Clyne noted Medicaid pays for more than 70% of nursing home days and over 80% of home care services in New York.

“Yet, New York’s Medicaid reimbursement for LTC (long term care) has failed miserably to keep pace with rising costs,” he said, noting rates paid to such services as nursing homes, assisted living programs and adult day health care programs have not seen reimbursements adjusted for inflation in the past 15 years, while inflation has climbed by more than 40% in that period.

On another Medicaid front, some lawmakers are already criticizing a Hochul proposal that would allow the state to intercept more than $600 million in federal Medicaid funds from county governments.

Sen. Steven Rhoads, R-Long Island, called the Hochul plan “disgraceful,” telling New York State Medicaid Director Amir Bassiri it will force county governments to raise property taxes on homeowners.

Bassiri defended the proposal, noting counties have not had any responsibility for determining Medicaid eligibility since 2020.

“For the last three years, they have not had to dedicate any resources towards Medicaid administration,” he said at the budget hearing. “They’ve actually repurposed those staff to deal with other county needs while the state has reimbursed their Medicaid reimbursement at the current rate that we pay.”
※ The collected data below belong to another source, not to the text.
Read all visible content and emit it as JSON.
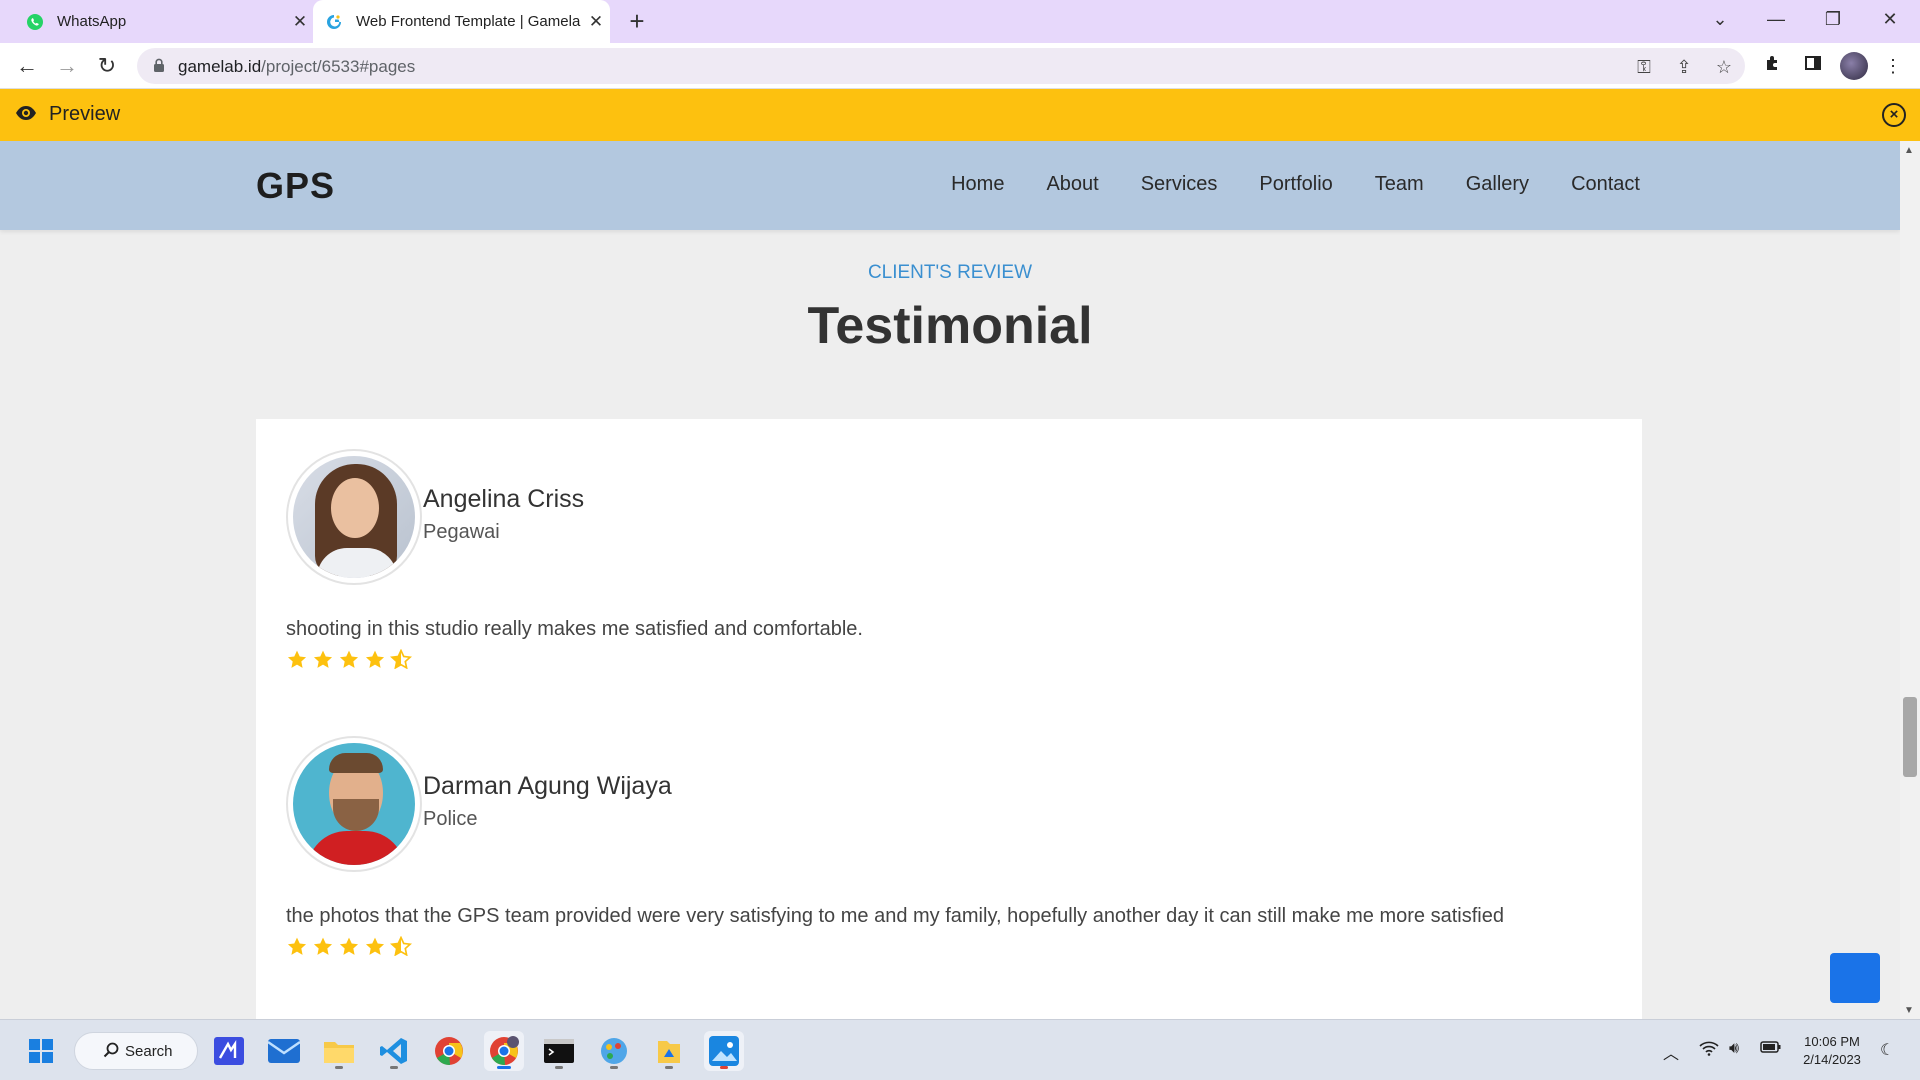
{
  "browser": {
    "tabs": [
      {
        "title": "WhatsApp"
      },
      {
        "title": "Web Frontend Template | Gamela"
      }
    ],
    "url": {
      "domain": "gamelab.id",
      "path": "/project/6533#pages"
    }
  },
  "preview_bar": {
    "label": "Preview"
  },
  "site": {
    "brand": "GPS",
    "nav": [
      "Home",
      "About",
      "Services",
      "Portfolio",
      "Team",
      "Gallery",
      "Contact"
    ],
    "section": {
      "eyebrow": "CLIENT'S REVIEW",
      "title": "Testimonial"
    },
    "reviews": [
      {
        "name": "Angelina Criss",
        "role": "Pegawai",
        "text": "shooting in this studio really makes me satisfied and comfortable.",
        "rating": 4.5
      },
      {
        "name": "Darman Agung Wijaya",
        "role": "Police",
        "text": "the photos that the GPS team provided were very satisfying to me and my family, hopefully another day it can still make me more satisfied",
        "rating": 4.5
      }
    ]
  },
  "taskbar": {
    "search_label": "Search",
    "time": "10:06 PM",
    "date": "2/14/2023"
  },
  "colors": {
    "tab_strip": "#e7d8fb",
    "preview_bar": "#fdc10f",
    "site_nav": "#b3c8df",
    "eyebrow": "#3a8fd0",
    "star": "#fdc10f",
    "float_button": "#1a73e8"
  }
}
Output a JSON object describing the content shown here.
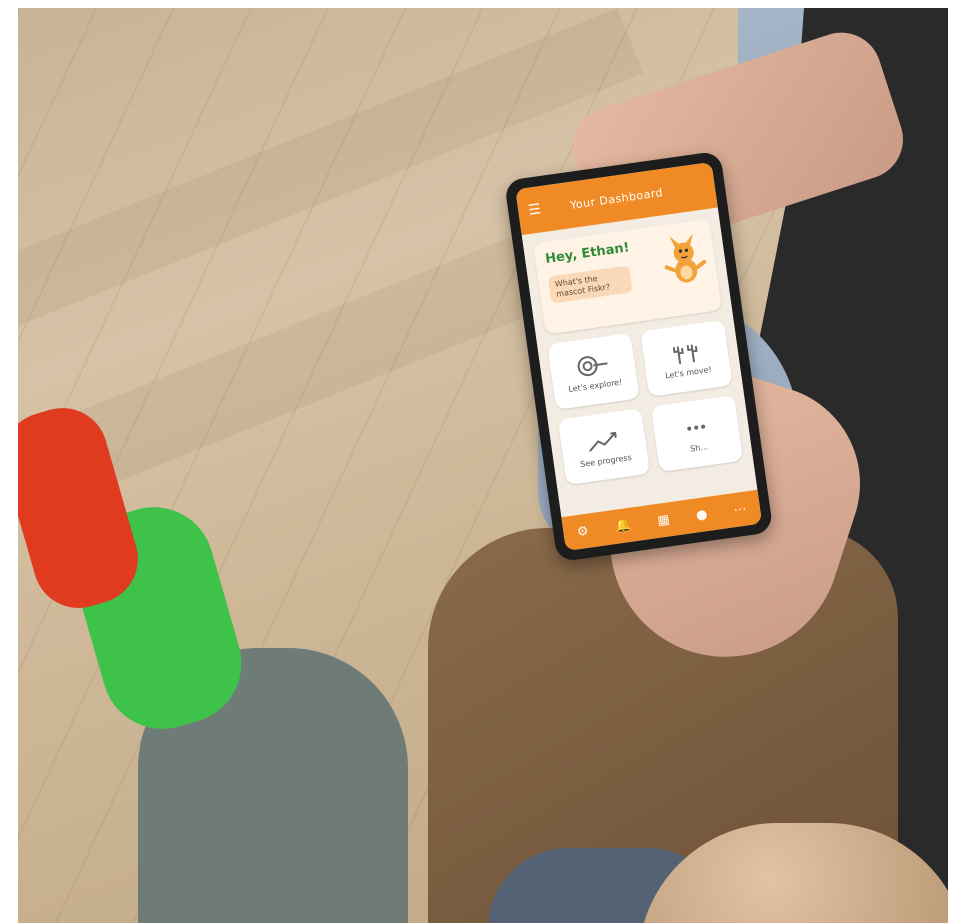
{
  "phone_app": {
    "topbar": {
      "title": "Your Dashboard",
      "menu_icon": "hamburger-icon"
    },
    "greeting": {
      "title": "Hey, Ethan!",
      "subtitle": "What's the mascot Fiskr?"
    },
    "tiles": [
      {
        "label": "Let's explore!",
        "icon": "target-icon"
      },
      {
        "label": "Let's move!",
        "icon": "cactus-icon"
      },
      {
        "label": "See progress",
        "icon": "trend-icon"
      },
      {
        "label": "Sh...",
        "icon": "more-icon"
      }
    ],
    "bottom_nav": [
      {
        "icon": "settings-icon"
      },
      {
        "icon": "bell-icon"
      },
      {
        "icon": "grid-icon"
      },
      {
        "icon": "avatar-icon"
      },
      {
        "icon": "more-icon"
      }
    ],
    "colors": {
      "accent": "#f08a24",
      "greeting": "#2f8b35"
    }
  }
}
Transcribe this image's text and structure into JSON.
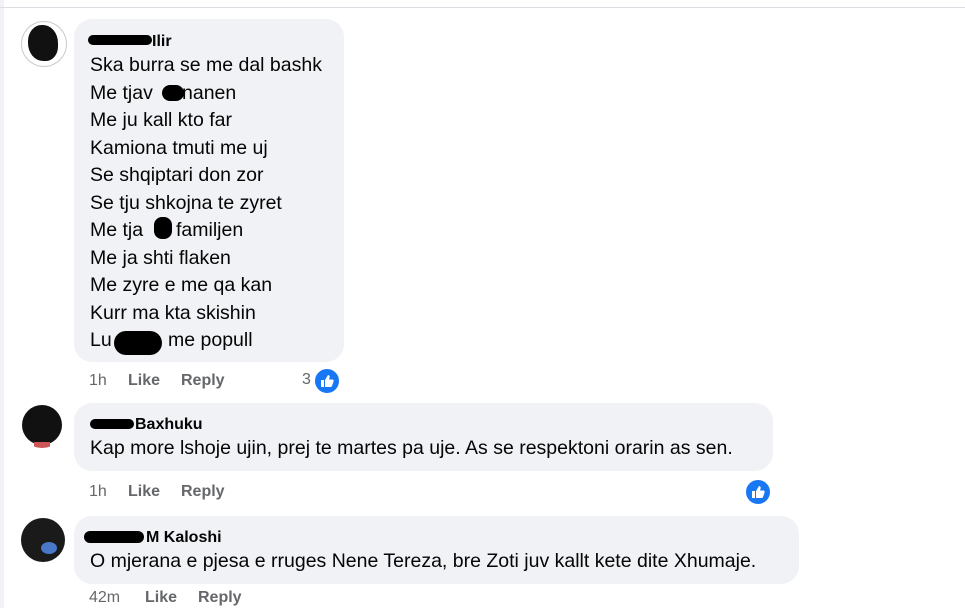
{
  "comments": [
    {
      "author_suffix": "Ilir",
      "lines": [
        "Ska burra se me dal bashk",
        "Me tjav",
        "nanen",
        "Me ju kall kto far",
        "Kamiona tmuti me uj",
        "Se shqiptari don zor",
        "Se tju shkojna te zyret",
        "Me tja",
        "familjen",
        "Me ja shti flaken",
        "Me zyre e me qa kan",
        "Kurr ma kta skishin",
        "Lu",
        "me popull"
      ],
      "time": "1h",
      "like": "Like",
      "reply": "Reply",
      "reaction_count": "3"
    },
    {
      "author_suffix": "Baxhuku",
      "text": "Kap more lshoje ujin, prej te martes pa uje. As se respektoni orarin as sen.",
      "time": "1h",
      "like": "Like",
      "reply": "Reply"
    },
    {
      "author_suffix": "M Kaloshi",
      "text": "O mjerana e pjesa e rruges Nene Tereza, bre Zoti juv kallt kete dite Xhumaje.",
      "time": "42m",
      "like": "Like",
      "reply": "Reply"
    }
  ],
  "colors": {
    "bubble": "#f0f2f5",
    "meta": "#65676b",
    "like_blue": "#1877f2"
  },
  "icons": {
    "reaction": "thumbs-up-icon"
  }
}
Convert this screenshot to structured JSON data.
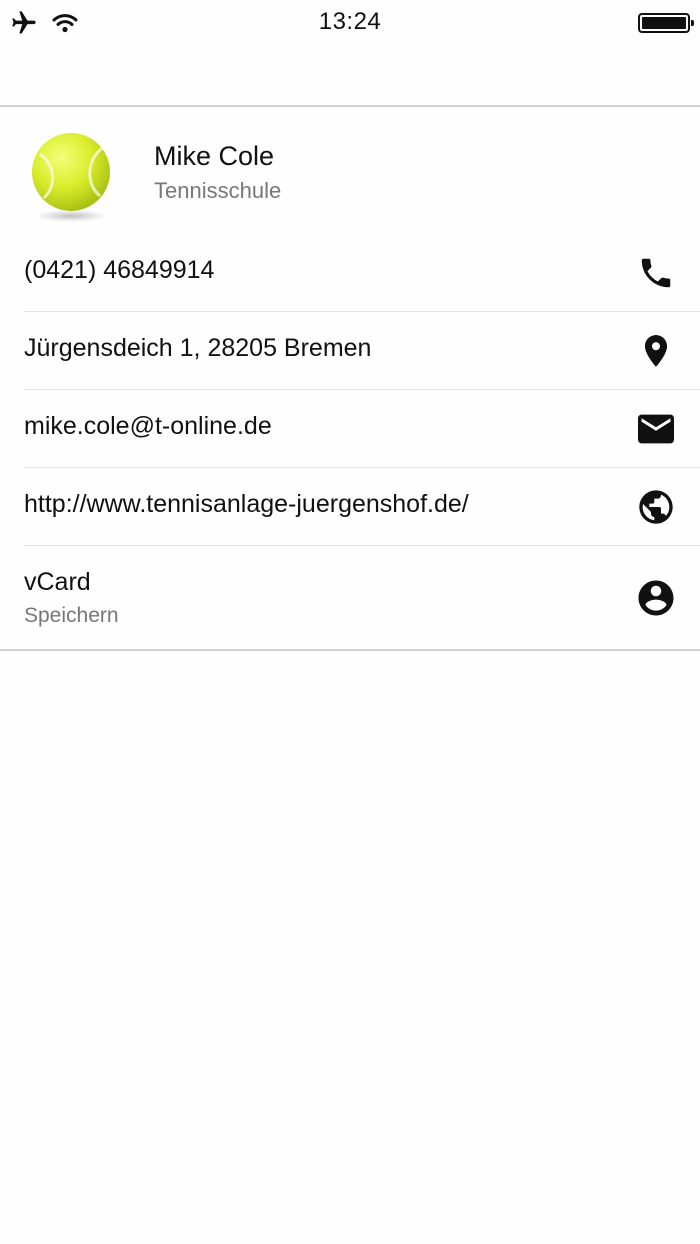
{
  "status_bar": {
    "time": "13:24",
    "icons": [
      "airplane-icon",
      "wifi-icon",
      "battery-icon"
    ]
  },
  "contact": {
    "name": "Mike Cole",
    "subtitle": "Tennisschule",
    "avatar": "tennis-ball-image"
  },
  "rows": [
    {
      "text": "(0421) 46849914",
      "icon": "phone-icon"
    },
    {
      "text": "Jürgensdeich 1, 28205 Bremen",
      "icon": "map-pin-icon"
    },
    {
      "text": "mike.cole@t-online.de",
      "icon": "mail-icon"
    },
    {
      "text": "http://www.tennisanlage-juergenshof.de/",
      "icon": "globe-icon"
    },
    {
      "text": "vCard",
      "subtext": "Speichern",
      "icon": "account-circle-icon"
    }
  ],
  "colors": {
    "text_primary": "#111111",
    "text_secondary": "#777777",
    "divider": "#d2d2d2",
    "background": "#fefefe"
  }
}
Later Tuesday, leaders of the New York State Association of Counties stepped up their efforts to derail the Medicaid funding shift away from counties, branding their campaign “Cost Shift Countdown,” alluding to the fact the state budget is due to be completed by April 1.

“Our message to state legislators is simple: Don’t come home from Albany on April 2nd with a budget that shifts $625 million in new costs to our local taxpayers,” said Clinton County Administrator Michael E. Zurlo, now serving as president of NYSAC.

Zurlo went on to say in a statement that the Hochul proposal “would represent the largest single-year cost shift to local taxpayers in decades and return New York to the bad old days of out-of-control property tax increases to pay for the state’s Medicaid program.”

NYSAC leaders said they are trying to get Hochul to reconsider the proposal.

“In 2011, the state made a deal with local governments that said, ’You can’t raise property taxes more than 2% a year, but to make that possible, we’ll cover any increases in the cost of Medicaid,’” NYSAC Executive Director Stephen Acquario said in a statement.

“Counties kept our end of the bargain and held property tax increases in check, but now the state is shifting billions of dollars of new Medicaid costs onto counties over the next several years,” Acquario added.